Il momento conclusivo della mattinata ha visto l’intervento dell’Arcivescovo di Ancona-Osimo, Mons. Angelo Spina, che ha offerto ai giovani un messaggio intenso e diretto. «Vivete in un tempo attraversato da conflitti e paure – ha detto – eppure siete chiamati a essere semi di speranza. La speranza è un atto di scelta, non un sentimento passeggero».

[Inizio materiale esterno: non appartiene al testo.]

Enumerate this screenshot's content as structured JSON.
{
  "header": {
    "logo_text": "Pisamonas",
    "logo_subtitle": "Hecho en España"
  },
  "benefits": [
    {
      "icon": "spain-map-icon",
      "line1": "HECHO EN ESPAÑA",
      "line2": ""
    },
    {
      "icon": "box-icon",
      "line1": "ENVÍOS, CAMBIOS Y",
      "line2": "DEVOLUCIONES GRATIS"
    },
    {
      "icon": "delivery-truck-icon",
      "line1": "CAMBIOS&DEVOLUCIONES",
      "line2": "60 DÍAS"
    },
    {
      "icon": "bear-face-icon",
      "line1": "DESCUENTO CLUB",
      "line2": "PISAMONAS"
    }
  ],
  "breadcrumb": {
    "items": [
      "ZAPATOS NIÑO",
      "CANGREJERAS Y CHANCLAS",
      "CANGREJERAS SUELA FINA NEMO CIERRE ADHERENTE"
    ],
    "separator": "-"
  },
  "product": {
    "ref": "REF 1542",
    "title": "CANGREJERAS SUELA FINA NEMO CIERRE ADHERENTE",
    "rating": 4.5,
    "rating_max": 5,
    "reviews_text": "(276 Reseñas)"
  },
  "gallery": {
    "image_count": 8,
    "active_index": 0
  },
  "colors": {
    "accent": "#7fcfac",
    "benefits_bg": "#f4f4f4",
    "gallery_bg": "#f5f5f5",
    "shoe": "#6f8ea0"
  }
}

L’Arcivescovo ha parlato dell’importanza dei volti e delle relazioni autentiche, spiegando che «la violenza cresce quando i volti scompaiono», mentre la pace nasce dal riconoscimento dell’altro. Ha condiviso poi l’esperienza di Casa Nazareth, il progetto nato ad Ancona come luogo di incontro per i giovani: uno spazio dove parlare, studiare, cucinare insieme, condividere fragilità e sogni. «La speranza si costruisce così – ha concluso – con gesti concreti, con amicizie vere, con parole che uniscono e non dividono».
La giornata si è chiusa tra applausi, riflessioni e nuove domande, lasciando ai ragazzi il senso profondo dell’incontro: comunicare significa scegliere, ascoltare, costruire. Significa trasformare parole e immagini in strumenti di verità e di pace.